Dettagli inediti del suo vissuto, come la confessione dei problemi di bulimia di quand’era ancora minorenne ma già nota.

“La sera, dopo aver mangiato tutto quello che potevo durante il giorno, vomitavo. Lo facevo sistematicamente, ogni sera prima di andare a dormire, quando il ricordo di tutto il cibo ingurgitato aumentava il senso di colpa. Vomitare era un po’ come ripulirsi la coscienza e anche la mia maniera di metabolizzare il dolore. Si chiama bulimia ma io non lo sapevo. La bulimia per me non era il problema, era la soluzione. Il mio modo di dimagrire senza sacrifici mangiando tutto quello che volevo”, confessa nel libro. Un periodo difficile in seguito al trasferimento a Milano, subito dopo il Mondiale di Montreal, nel 2005.

Vomitare come rimedio, “la mia medicina per smettere di essere la donna che gli altri vedevano e che non ero io”, come scrive la fuoriclasse.

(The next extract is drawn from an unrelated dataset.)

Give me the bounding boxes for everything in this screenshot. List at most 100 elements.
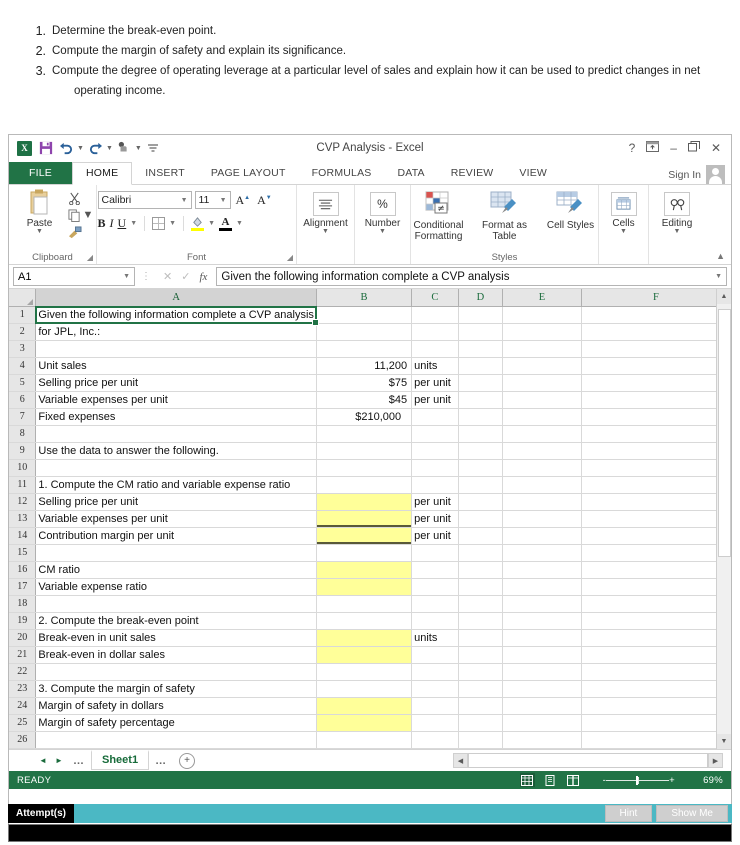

L’atleta e la ‘femme fatale’

Un corpo che non riusciva a guardare, ad accettare. Una condizione conosciuta come ‘dismorfia’, che la fece vergognare di quel servizio fotografico di fine 2004, quando apparve nella copertina di SportWeek. Gérard Rancinan la immortalò in costume da bagno e parrucca bionda, gioielli e trucco da maschera veneziana. 

"Vorrei coprirle in qualche modo, soprattutto quelle con il bikini in cui non vedo altro che i rotoli di grasso sulla pancia. Le pose languide, la seduzione, vorrei solo sprofondare, sparire, morire. E invece tutti mi guardano, è pieno di gente che vede quella che a me sembra una povera ragazzina grassa e brufolosa, truccata come una puttana, mezza nuda. Io sono un'atleta, perché mi hanno trasformato in una femme fatale?” racconta Pellegrini.

La forza del lupo 

Difficoltà e insicurezze che non hanno oscurato la luce delle sue vittorie, conquistate famelicamente, con la stessa attitudine di un “animale braccato”.

“Le gare non sono mai state una passeggiata per me, ma quella lotta all’ultimo respiro io la cercavo. Se capivo di dover entrare in acqua e combattere alla morte, l’adrenalina mi scorreva ed ero felice. La condizione ideale per gareggiare era sentirmi un animale braccato. La sera prima di una gara quasi non mangiavo. Era la tensione, certo, ma anche un modo di prepararsi all’assalto, come il lupo che prima di andare a caccia per affrontare la lotta digiuna, dimagrisce". 

Duecento pagine che racchiudono un’avventura sportiva ventennale, dall’esordio nel 2001 al ritiro, il 30 novembre 2021, e insieme un viaggio interiore in cui la nuotatrice sceglie di mettersi a nudo.